Real-time operating system

PikeOS is a commercial hard real-time operating system (RTOS) which has a separation kernel-based hypervisor that supports multiple logical partition types for various operating systems (OS) and applications, each referred to as a GuestOS. PikeOS is engineered to support the creation of certifiable smart devices for the Internet of Things (IoT). In instances where memory management units (MMU) are not present but memory protection units (MPU) are available on controller-based systems, PikeOS for MPU is designed for critical real-time applications and provides up-to-standard safety and security.

==Overview==
PikeOS was introduced in 2005 and combines a real-time operating system (RTOS) with a virtualization platform and Eclipse-based integrated development environment (IDE) for embedded system (embedded systems). It is a commercial clone of the L4 microkernel family. PikeOS has been developed for safety and security-critical applications with certification needs in the fields of aerospace, defense, automotive, transport, industrial automation, medical, network infrastructures, and consumer electronics. The PikeOS separation kernel (v5.1.3) is certified against Common Criteria at EAL5+.

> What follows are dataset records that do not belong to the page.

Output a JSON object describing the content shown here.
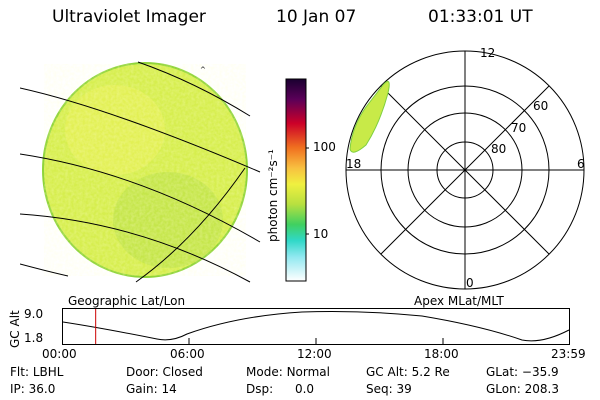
{
  "header": {
    "title": "Ultraviolet Imager",
    "date": "10 Jan 07",
    "time": "01:33:01 UT"
  },
  "colorbar": {
    "unit_label": "photon cm⁻²s⁻¹",
    "tick_high": "100",
    "tick_low": "10"
  },
  "geo_panel": {
    "caption": "Geographic Lat/Lon"
  },
  "polar_panel": {
    "caption": "Apex MLat/MLT",
    "mlt_labels": {
      "top": "12",
      "left": "18",
      "right": "6",
      "bottom": "0"
    },
    "mlat_labels": [
      "60",
      "70",
      "80"
    ]
  },
  "altitude_plot": {
    "ylabel": "GC Alt",
    "y_ticks": [
      "9.0",
      "1.8"
    ],
    "x_ticks": [
      "00:00",
      "06:00",
      "12:00",
      "18:00",
      "23:59"
    ],
    "current_hour": 1.55
  },
  "info": {
    "filter": {
      "label": "Flt:",
      "value": "LBHL"
    },
    "door": {
      "label": "Door:",
      "value": "Closed"
    },
    "mode": {
      "label": "Mode:",
      "value": "Normal"
    },
    "gcalt": {
      "label": "GC Alt:",
      "value": "5.2 Re"
    },
    "glat": {
      "label": "GLat:",
      "value": "−35.9"
    },
    "ip": {
      "label": "IP:",
      "value": "36.0"
    },
    "gain": {
      "label": "Gain:",
      "value": "14"
    },
    "dsp": {
      "label": "Dsp:",
      "value": "0.0"
    },
    "seq": {
      "label": "Seq:",
      "value": "39"
    },
    "glon": {
      "label": "GLon:",
      "value": "208.3"
    }
  },
  "colors": {
    "disk": "#d8f050",
    "disk_edge": "#9ad83c",
    "marker": "#cc0000"
  }
}
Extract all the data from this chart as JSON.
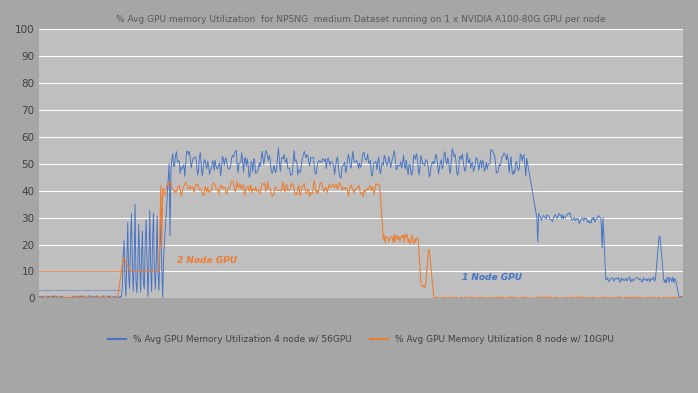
{
  "title": "% Avg GPU memory Utilization  for NPSNG  medium Dataset running on 1 x NVIDIA A100-80G GPU per node",
  "legend_blue": "% Avg GPU Memory Utilization 4 node w/ 56GPU",
  "legend_orange": "% Avg GPU Memory Utilization 8 node w/ 10GPU",
  "label_2node": "2 Node GPU",
  "label_1node": "1 Node GPU",
  "ylim": [
    0,
    100
  ],
  "yticks": [
    0,
    10,
    20,
    30,
    40,
    50,
    60,
    70,
    80,
    90,
    100
  ],
  "background_color": "#a6a6a6",
  "plot_bg_color": "#bfbfbf",
  "blue_color": "#4472c4",
  "orange_color": "#ed7d31",
  "grid_color": "#ffffff",
  "title_color": "#595959",
  "tick_color": "#404040",
  "label_2node_color": "#ed7d31",
  "label_1node_color": "#4472c4",
  "n_total": 700
}
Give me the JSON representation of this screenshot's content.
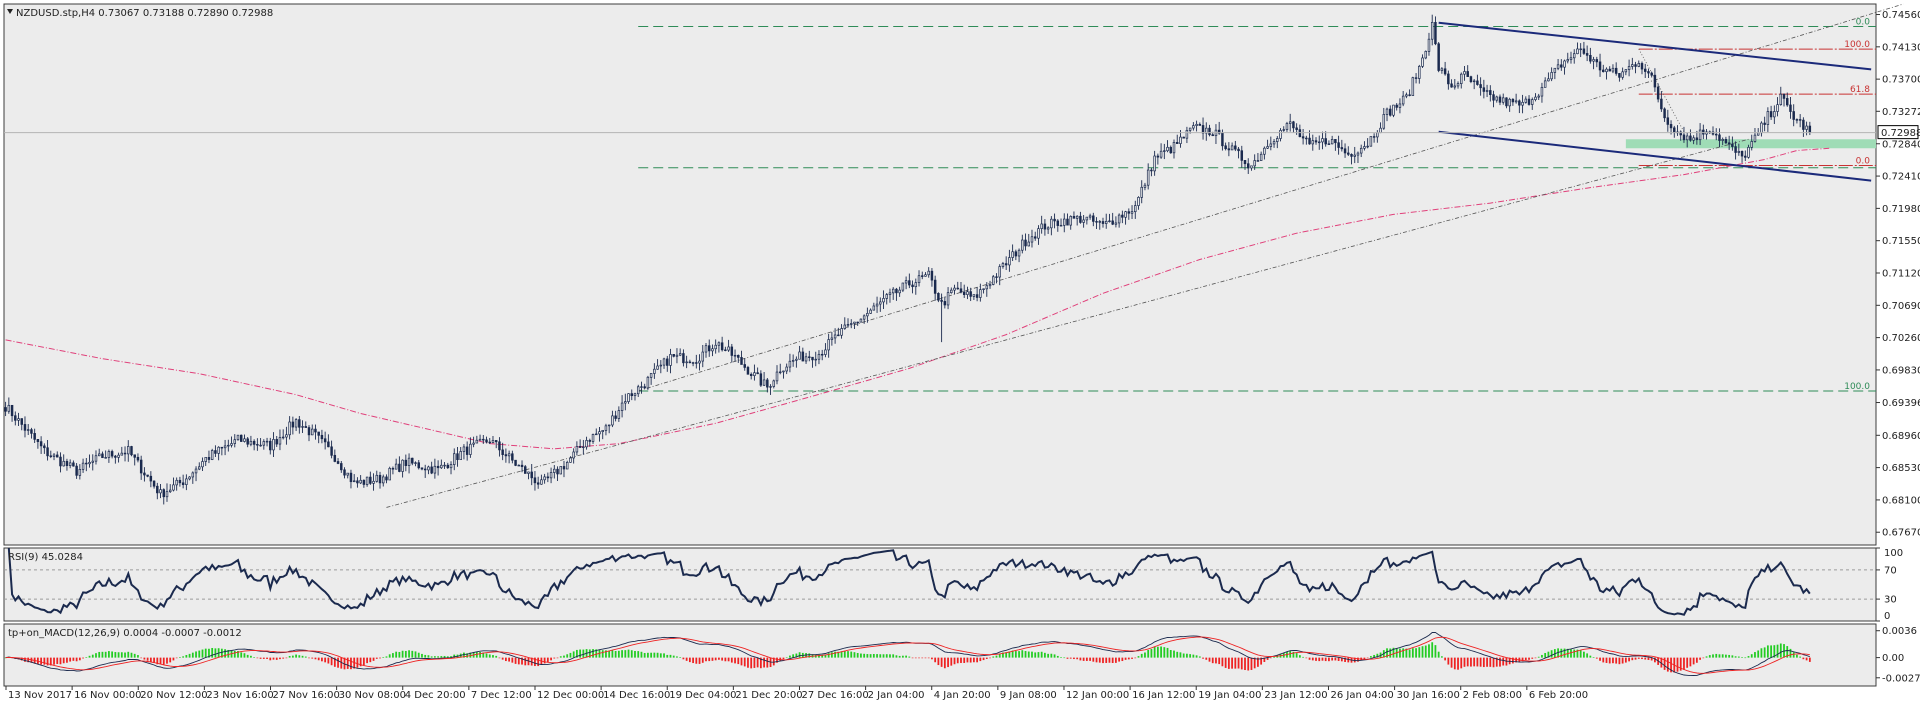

One of the key features of PikeOS is its ability to execute applications with different safety and security levels concurrently on the same computing platform. This is done by strict spatial and temporal segregation of these applications via software partitions. A software partition can be seen as a container with pre-allocated privileges that can have access to memory, central processing unit (CPU) time, input/output (I/O), and a predefined list of OS services. With PikeOS, the term application refers to an executable linked against the PikeOS application programming interface (API) library and running as a process inside a partition. The nature of the PikeOS application programming interface (API) allows applications to range from simple control loops up to full paravirtualized guest operating systems like Linux or hardware virtualized guests.